The robustness of dose distributions to displacement and migration of 125I permanent seed implants over a wide range of seed number, activity, and designs

PURPOSE: To investigate the robustness of permanent prostate implant dosimetry for various (125)I seed activities and various seed models. The dosimetric impact of seed misplacement and seed migration (seed loss) is also taken into account using various standard dose indices. METHODS AND MATERIALS: A dose-based inverse planning algorithm is used for automated dosimetric plan creation (45-60 s per plan) and provides an unbiased way to compare the robustness of various optimal dosimetric plans. Seed misplacement and seed migration are simulated by way of Monte Carlo, based on the measured displacement distributions from clinical postimplant cases.
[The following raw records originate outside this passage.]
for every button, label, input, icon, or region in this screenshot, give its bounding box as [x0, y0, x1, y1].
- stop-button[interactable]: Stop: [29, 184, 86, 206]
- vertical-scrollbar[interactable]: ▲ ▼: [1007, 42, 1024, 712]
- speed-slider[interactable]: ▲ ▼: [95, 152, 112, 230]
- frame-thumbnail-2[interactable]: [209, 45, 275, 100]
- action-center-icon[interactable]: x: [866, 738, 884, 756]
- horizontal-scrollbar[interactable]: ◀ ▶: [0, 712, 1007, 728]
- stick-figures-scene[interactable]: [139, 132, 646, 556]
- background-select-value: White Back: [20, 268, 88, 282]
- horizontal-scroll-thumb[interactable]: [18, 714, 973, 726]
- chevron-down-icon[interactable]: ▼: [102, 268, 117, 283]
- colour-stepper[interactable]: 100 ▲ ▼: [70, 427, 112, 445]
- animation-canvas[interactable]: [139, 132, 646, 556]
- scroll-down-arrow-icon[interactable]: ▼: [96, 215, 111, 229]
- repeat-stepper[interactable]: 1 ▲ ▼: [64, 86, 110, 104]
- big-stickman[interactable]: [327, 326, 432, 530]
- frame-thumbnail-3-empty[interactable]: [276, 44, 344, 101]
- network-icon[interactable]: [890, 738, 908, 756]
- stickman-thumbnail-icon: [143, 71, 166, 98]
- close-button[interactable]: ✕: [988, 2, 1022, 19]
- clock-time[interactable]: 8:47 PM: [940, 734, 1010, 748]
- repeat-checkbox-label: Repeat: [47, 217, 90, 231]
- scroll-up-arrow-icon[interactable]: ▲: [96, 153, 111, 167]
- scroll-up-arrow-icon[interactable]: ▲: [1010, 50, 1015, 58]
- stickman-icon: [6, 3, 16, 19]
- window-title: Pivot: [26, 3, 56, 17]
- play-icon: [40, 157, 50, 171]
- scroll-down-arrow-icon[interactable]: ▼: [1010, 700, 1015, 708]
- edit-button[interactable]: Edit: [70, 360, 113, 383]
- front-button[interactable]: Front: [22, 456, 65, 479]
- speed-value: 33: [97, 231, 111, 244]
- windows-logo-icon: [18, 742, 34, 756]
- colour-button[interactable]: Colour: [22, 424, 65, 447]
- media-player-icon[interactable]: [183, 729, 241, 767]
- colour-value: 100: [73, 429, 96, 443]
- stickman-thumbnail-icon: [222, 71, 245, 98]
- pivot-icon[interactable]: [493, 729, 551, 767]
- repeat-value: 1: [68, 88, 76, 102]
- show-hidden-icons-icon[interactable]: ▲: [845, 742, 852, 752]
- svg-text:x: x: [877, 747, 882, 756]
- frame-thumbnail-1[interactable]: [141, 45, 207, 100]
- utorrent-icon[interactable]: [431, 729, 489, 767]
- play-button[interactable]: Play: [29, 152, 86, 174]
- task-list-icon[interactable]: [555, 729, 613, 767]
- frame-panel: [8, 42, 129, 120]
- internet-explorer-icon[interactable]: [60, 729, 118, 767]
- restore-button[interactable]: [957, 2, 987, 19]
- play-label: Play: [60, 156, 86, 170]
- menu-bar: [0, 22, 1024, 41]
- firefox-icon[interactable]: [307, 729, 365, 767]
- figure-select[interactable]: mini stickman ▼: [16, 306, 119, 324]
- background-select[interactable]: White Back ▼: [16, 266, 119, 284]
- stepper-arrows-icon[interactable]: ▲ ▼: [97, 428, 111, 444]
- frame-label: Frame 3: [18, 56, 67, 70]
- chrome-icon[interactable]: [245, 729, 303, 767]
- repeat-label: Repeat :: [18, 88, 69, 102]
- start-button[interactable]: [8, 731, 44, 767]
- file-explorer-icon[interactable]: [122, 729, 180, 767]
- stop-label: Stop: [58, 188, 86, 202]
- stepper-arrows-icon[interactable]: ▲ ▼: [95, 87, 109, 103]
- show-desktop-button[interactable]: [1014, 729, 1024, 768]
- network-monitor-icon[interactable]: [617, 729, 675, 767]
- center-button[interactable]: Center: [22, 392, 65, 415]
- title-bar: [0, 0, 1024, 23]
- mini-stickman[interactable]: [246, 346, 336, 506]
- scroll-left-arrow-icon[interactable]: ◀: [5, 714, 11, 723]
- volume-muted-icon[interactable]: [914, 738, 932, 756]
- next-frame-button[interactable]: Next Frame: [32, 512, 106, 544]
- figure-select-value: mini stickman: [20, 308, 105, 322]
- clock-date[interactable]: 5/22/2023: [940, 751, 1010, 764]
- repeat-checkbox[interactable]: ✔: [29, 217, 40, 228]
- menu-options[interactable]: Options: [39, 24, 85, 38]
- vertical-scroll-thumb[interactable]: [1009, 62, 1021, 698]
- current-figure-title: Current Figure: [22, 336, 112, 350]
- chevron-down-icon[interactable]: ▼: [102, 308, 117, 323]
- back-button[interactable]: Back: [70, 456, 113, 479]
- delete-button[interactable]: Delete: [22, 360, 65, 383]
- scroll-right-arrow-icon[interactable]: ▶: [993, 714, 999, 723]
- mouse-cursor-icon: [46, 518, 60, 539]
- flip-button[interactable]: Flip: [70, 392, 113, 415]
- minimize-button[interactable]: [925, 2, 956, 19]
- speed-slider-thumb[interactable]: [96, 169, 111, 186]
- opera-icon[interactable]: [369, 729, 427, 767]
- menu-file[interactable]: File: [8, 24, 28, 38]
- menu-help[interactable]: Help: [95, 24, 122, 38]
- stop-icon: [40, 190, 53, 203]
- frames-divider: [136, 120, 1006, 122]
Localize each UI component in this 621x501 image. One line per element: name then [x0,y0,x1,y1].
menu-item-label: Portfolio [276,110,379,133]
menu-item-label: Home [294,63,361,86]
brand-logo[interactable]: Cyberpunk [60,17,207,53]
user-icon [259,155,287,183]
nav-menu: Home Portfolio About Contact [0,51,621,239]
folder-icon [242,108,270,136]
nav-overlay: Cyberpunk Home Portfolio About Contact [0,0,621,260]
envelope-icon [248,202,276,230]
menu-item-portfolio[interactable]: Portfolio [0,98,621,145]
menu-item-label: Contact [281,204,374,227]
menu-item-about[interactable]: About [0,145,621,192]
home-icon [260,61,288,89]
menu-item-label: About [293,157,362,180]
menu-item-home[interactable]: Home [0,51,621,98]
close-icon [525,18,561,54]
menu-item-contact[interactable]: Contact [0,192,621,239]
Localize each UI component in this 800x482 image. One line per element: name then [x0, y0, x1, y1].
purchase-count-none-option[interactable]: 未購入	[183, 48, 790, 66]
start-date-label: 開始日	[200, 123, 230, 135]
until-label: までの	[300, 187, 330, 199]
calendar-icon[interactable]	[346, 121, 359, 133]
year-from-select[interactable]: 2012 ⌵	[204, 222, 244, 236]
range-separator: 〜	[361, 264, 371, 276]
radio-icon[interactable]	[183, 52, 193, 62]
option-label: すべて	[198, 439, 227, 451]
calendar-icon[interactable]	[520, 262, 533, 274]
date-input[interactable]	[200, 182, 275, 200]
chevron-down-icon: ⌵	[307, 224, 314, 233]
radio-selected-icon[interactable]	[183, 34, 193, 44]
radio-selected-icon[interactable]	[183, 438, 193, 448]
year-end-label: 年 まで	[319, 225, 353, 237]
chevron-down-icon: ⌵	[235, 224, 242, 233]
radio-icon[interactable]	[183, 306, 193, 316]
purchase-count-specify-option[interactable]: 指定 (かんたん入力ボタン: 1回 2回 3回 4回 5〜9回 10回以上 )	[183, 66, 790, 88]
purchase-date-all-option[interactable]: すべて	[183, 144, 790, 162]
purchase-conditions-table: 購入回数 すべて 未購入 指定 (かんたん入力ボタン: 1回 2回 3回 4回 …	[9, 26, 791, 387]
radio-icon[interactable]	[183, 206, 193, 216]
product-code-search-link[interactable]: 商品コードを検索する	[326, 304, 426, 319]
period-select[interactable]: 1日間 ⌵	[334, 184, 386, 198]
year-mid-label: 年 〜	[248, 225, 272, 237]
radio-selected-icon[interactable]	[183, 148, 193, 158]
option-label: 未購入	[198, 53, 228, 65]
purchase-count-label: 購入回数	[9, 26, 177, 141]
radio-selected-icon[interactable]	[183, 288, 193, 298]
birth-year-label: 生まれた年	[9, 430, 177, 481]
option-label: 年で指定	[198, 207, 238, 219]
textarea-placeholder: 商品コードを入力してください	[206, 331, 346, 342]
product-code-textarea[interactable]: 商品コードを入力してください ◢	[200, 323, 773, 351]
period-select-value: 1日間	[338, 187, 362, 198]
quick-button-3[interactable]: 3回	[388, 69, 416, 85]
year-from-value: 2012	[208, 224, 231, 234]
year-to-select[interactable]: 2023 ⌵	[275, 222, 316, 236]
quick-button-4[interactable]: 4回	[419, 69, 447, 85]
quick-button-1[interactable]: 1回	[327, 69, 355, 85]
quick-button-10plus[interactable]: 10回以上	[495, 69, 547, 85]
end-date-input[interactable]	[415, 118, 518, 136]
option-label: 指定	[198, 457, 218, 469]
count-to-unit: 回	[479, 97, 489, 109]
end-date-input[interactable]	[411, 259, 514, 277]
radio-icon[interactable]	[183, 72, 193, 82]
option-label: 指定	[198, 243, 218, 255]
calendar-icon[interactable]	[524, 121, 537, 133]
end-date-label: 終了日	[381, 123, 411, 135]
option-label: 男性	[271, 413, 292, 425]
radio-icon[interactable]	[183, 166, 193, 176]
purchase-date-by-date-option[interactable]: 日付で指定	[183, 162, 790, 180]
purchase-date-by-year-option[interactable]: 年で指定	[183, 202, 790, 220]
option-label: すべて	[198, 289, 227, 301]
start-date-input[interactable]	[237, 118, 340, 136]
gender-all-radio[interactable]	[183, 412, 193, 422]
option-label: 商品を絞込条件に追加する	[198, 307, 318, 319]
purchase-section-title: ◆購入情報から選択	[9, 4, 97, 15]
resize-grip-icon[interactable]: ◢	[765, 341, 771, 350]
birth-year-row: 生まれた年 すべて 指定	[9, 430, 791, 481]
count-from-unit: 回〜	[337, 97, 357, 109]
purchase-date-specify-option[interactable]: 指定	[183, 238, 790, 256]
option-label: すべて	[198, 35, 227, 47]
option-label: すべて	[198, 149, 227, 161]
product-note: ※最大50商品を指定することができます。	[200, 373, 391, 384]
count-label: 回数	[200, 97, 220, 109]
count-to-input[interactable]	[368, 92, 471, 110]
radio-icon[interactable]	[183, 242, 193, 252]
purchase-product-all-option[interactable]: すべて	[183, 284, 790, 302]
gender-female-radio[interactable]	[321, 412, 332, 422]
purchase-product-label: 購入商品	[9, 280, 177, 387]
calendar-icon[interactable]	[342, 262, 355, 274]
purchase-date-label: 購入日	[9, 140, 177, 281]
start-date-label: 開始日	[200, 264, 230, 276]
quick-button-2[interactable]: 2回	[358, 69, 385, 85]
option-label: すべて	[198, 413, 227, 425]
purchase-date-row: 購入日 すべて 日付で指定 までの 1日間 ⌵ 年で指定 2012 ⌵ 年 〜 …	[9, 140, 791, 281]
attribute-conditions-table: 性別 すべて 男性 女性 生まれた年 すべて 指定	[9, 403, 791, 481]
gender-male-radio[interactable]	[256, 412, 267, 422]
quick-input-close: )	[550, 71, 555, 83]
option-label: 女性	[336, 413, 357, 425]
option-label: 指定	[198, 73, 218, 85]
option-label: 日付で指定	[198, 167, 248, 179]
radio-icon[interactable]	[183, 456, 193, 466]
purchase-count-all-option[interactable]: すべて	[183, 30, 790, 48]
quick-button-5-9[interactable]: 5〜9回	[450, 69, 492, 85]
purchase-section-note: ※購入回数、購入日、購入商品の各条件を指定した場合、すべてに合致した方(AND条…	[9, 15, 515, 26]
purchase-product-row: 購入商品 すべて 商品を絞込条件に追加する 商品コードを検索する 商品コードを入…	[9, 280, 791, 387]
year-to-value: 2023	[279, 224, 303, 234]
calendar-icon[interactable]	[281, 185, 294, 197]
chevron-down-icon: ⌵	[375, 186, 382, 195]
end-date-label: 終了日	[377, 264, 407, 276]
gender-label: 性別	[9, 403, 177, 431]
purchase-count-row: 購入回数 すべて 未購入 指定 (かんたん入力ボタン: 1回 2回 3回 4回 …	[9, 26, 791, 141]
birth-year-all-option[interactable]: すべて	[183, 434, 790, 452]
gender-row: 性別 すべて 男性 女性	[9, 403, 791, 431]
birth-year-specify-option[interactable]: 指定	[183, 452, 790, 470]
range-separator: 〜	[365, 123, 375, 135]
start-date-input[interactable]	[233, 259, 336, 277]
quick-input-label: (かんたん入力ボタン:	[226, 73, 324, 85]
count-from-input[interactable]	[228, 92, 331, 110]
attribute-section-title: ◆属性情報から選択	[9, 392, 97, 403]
Plans were generated for seed activities between 0.2 and 1.4 mCi (0.25 to 1.78 U) and for 11 different seed models. RESULTS: The numbers of seeds and needles are shown to decrease rapidly for a seed activity between 0.3 mCi and 0.6 mCi (0.38 and 0.76 U). The loss in V100, from 100%, because of seed misplacement is below 10% for an apparent activity ranging from 0.2 to 0.9 mCi (0.25 to 1.14 U). A minimum degradation in V100 is observed around 0.6-0.7 mCi (0.76-0.89 U). D90 increases from 150 to 170 Gy between 0.3 and 0.7 mCi (0.38 and 0.89 U) and decreases afterward to fall below 140 Gy at higher activity. V200 and D10 to the target volume both show an increase in hot spots up to 0.7 mCi, and then decrease linearly at higher activities for all seed models. V200 and D10 to the urethra remain about constant for all seed activities up to 0.8 mCi (1.02 U), at which point they start to decrease. All seed models follow this general trend. CONCLUSIONS: Plans were shown to be robust to misplacement and migration of seeds over a wide range of seed activity and for various seed models. With a properly tuned inverse planning algorithm able to ensure the dose coverage and protection for the organs at risk in the presence of placement errors (displacement and migration), the choice of a preferred seed activity, in a range up to about 0.7 mCi (0.89 U), is open. The upper part of this range offers the opportunity to significantly reduce the number of seeds and needles, thus reducing surgical trauma to the patient, saving time in an operating room planning setting, and reducing the cost of a permanent prostate implant procedure.